The Occupational Safety and Health Administration (OSHA) has revised its workplace injury and illness record-keeping regulations to require that records be submitted to OSHA electronically.  Under existing regulations, records of workplace injuries and illnesses, such as OSHA 300 logs, are maintained at the worksite by the employer.  If OSHA or the various state equivalent agencies in states that are authorized to regulate occupational safety (State Plan States) want to review those records, they must come to the worksite.  Under the newly-revised regulations, employers with more than 250 employees, or employers in certain industries with less than 250 but more than 20 employees, will transmit these records to OSHA electronically.  Below is a link to the May 12, 2016 Federal Register Notice:

For employers, there are several important ramifications beyond amending their programs to comply with the new requirements.  First, OSHA plans to post this information on its website so that it is publicly available.  Their stated aim is to “nudge” employers to improve occupational safety of their worksites by making this data publicly available in a manner than allows a comparison among various companies in the same industry.  Unfortunately, occupational injury and illness records do not tell a complete story, a company may have an excellent safety program yet have unfortunate accidents (talk to any company that has had a long and proud “no lost time” record only to have a fluke event cause an unforeseeable injury).  And at this time, the details of how the information will be presented are not known, so we do not know the degree to which some context will be provided.  OSHA says that it wants this data to be useful for researchers to study trends in occupational injury and illness, so we should expect that there will be some ability to query and sort the records.  Of course, this information could also prove useful to competitors, plaintiffs’ attorneys, unions, and others who may have interests not completely in line with those described by OSHA in support of the rule.

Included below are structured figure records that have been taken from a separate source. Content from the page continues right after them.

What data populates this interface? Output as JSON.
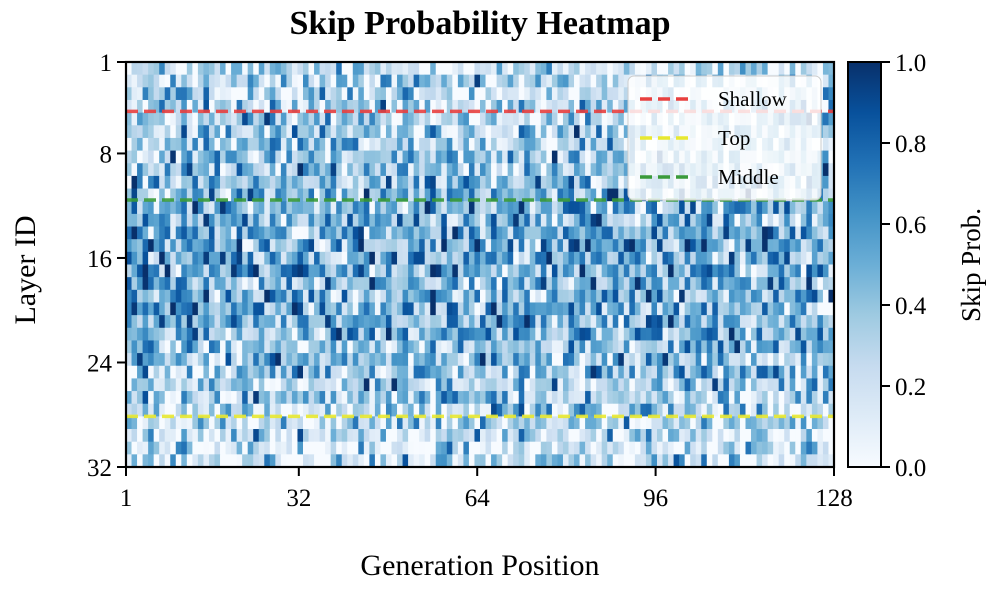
{
  "chart_data": {
    "type": "heatmap",
    "title": "Skip Probability Heatmap",
    "xlabel": "Generation Position",
    "ylabel": "Layer ID",
    "x_range": [
      1,
      128
    ],
    "y_range": [
      1,
      32
    ],
    "rows": 32,
    "cols": 128,
    "x_ticks": [
      "1",
      "32",
      "64",
      "96",
      "128"
    ],
    "y_ticks": [
      "1",
      "8",
      "16",
      "24",
      "32"
    ],
    "colorbar": {
      "label": "Skip Prob.",
      "range": [
        0.0,
        1.0
      ],
      "ticks": [
        "0.0",
        "0.2",
        "0.4",
        "0.6",
        "0.8",
        "1.0"
      ],
      "colormap": "Blues",
      "low_color": "#f7fbff",
      "high_color": "#08306b"
    },
    "row_mean_skip_prob": [
      0.2,
      0.24,
      0.27,
      0.3,
      0.32,
      0.34,
      0.36,
      0.38,
      0.4,
      0.42,
      0.44,
      0.46,
      0.48,
      0.5,
      0.52,
      0.52,
      0.52,
      0.5,
      0.5,
      0.48,
      0.46,
      0.44,
      0.42,
      0.4,
      0.38,
      0.34,
      0.3,
      0.26,
      0.24,
      0.22,
      0.2,
      0.18
    ],
    "reference_lines": [
      {
        "name": "Shallow",
        "layer": 4.4,
        "color": "#e8403f"
      },
      {
        "name": "Top",
        "layer": 28.5,
        "color": "#e8e830"
      },
      {
        "name": "Middle",
        "layer": 11.4,
        "color": "#3a9a3a"
      }
    ],
    "legend": {
      "position": "top-right",
      "entries": [
        "Shallow",
        "Top",
        "Middle"
      ]
    }
  }
}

In addition to making the information publicly available, these records will also be used by OSHA to guide their enforcement efforts.  Employers should presume that OSHA and their state counterparts in State Plan States will be reviewing this data to identify worksites to target for inspections.  Currently, there are other ways that OSHA can obtain information on occupational injury and illnesses but nothing approaching the data set that they will assemble with this new rule.  Companies that are submitting electronically should plan on reviewing the data when it becomes available on-line to determine for themselves how they stack up against others in their industry.  This is one of the benefits touted by OSHA, encouraging employers to compare their performance to others in their industry and improving their workplace safety programs if they lag.

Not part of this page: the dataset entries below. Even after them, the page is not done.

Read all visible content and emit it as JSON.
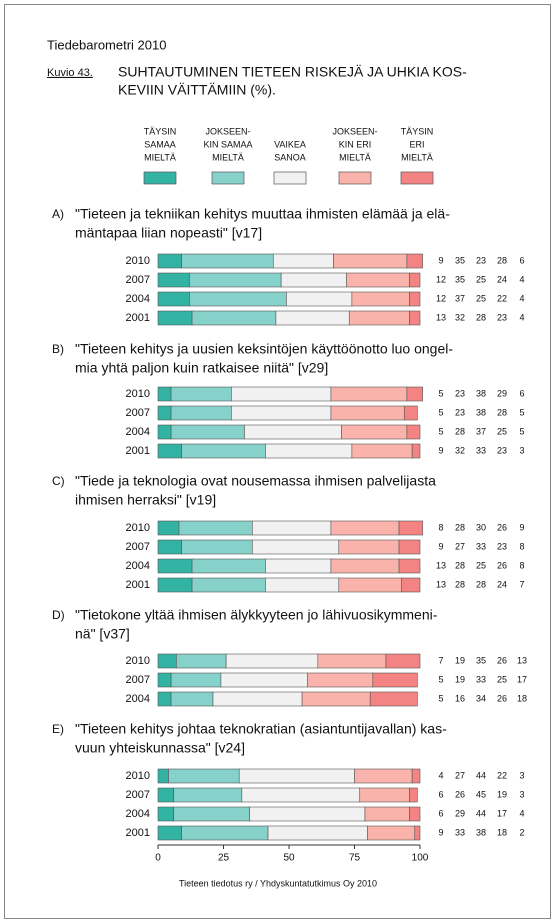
{
  "header": {
    "source_title": "Tiedebarometri 2010",
    "figure_label": "Kuvio 43."
  },
  "chart_data": {
    "type": "bar",
    "orientation": "horizontal",
    "stacked": true,
    "title": [
      "SUHTAUTUMINEN TIETEEN RISKEJÄ JA UHKIA KOS-",
      "KEVIIN VÄITTÄMIIN (%)."
    ],
    "series": [
      {
        "name": [
          "TÄYSIN",
          "SAMAA",
          "MIELTÄ"
        ],
        "color": "#33b3a3"
      },
      {
        "name": [
          "JOKSEEN-",
          "KIN SAMAA",
          "MIELTÄ"
        ],
        "color": "#86d1c9"
      },
      {
        "name": [
          "VAIKEA",
          "SANOA"
        ],
        "color": "#f1f1f1"
      },
      {
        "name": [
          "JOKSEEN-",
          "KIN ERI",
          "MIELTÄ"
        ],
        "color": "#f9b3aa"
      },
      {
        "name": [
          "TÄYSIN",
          "ERI",
          "MIELTÄ"
        ],
        "color": "#f38483"
      }
    ],
    "panels": [
      {
        "label": "A)",
        "question": [
          "\"Tieteen ja tekniikan kehitys muuttaa ihmisten elämää ja elä-",
          "mäntapaa liian nopeasti\" [v17]"
        ],
        "categories": [
          "2010",
          "2007",
          "2004",
          "2001"
        ],
        "values": [
          [
            9,
            35,
            23,
            28,
            6
          ],
          [
            12,
            35,
            25,
            24,
            4
          ],
          [
            12,
            37,
            25,
            22,
            4
          ],
          [
            13,
            32,
            28,
            23,
            4
          ]
        ]
      },
      {
        "label": "B)",
        "question": [
          "\"Tieteen kehitys ja uusien keksintöjen käyttöönotto luo ongel-",
          "mia yhtä paljon kuin ratkaisee niitä\" [v29]"
        ],
        "categories": [
          "2010",
          "2007",
          "2004",
          "2001"
        ],
        "values": [
          [
            5,
            23,
            38,
            29,
            6
          ],
          [
            5,
            23,
            38,
            28,
            5
          ],
          [
            5,
            28,
            37,
            25,
            5
          ],
          [
            9,
            32,
            33,
            23,
            3
          ]
        ]
      },
      {
        "label": "C)",
        "question": [
          "\"Tiede ja teknologia ovat nousemassa ihmisen palvelijasta",
          "ihmisen herraksi\" [v19]"
        ],
        "categories": [
          "2010",
          "2007",
          "2004",
          "2001"
        ],
        "values": [
          [
            8,
            28,
            30,
            26,
            9
          ],
          [
            9,
            27,
            33,
            23,
            8
          ],
          [
            13,
            28,
            25,
            26,
            8
          ],
          [
            13,
            28,
            28,
            24,
            7
          ]
        ]
      },
      {
        "label": "D)",
        "question": [
          "\"Tietokone yltää ihmisen älykkyyteen jo lähivuosikymmeni-",
          "nä\" [v37]"
        ],
        "categories": [
          "2010",
          "2007",
          "2004"
        ],
        "values": [
          [
            7,
            19,
            35,
            26,
            13
          ],
          [
            5,
            19,
            33,
            25,
            17
          ],
          [
            5,
            16,
            34,
            26,
            18
          ]
        ]
      },
      {
        "label": "E)",
        "question": [
          "\"Tieteen kehitys johtaa teknokratian (asiantuntijavallan) kas-",
          "vuun yhteiskunnassa\" [v24]"
        ],
        "categories": [
          "2010",
          "2007",
          "2004",
          "2001"
        ],
        "values": [
          [
            4,
            27,
            44,
            22,
            3
          ],
          [
            6,
            26,
            45,
            19,
            3
          ],
          [
            6,
            29,
            44,
            17,
            4
          ],
          [
            9,
            33,
            38,
            18,
            2
          ]
        ]
      }
    ],
    "xlim": [
      0,
      100
    ],
    "xticks": [
      0,
      25,
      50,
      75,
      100
    ],
    "footer": "Tieteen tiedotus ry / Yhdyskuntatutkimus Oy 2010"
  }
}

It is worth noting that this new rule will apply to employers even in State Plan States.  Although state “OSHAs” are required to amend their regulations to be consistent with the new federal requirement, as with any other OSHA regulation, in this case the federal regulation will apply directly to employers in State Plan States, such as California.  OSHA will then share that information with their state counterparts for use in their enforcement efforts.
The portions of the new regulations take effect August 10, 2016 but the first electronic record submittal will not be due until July 1, 2017.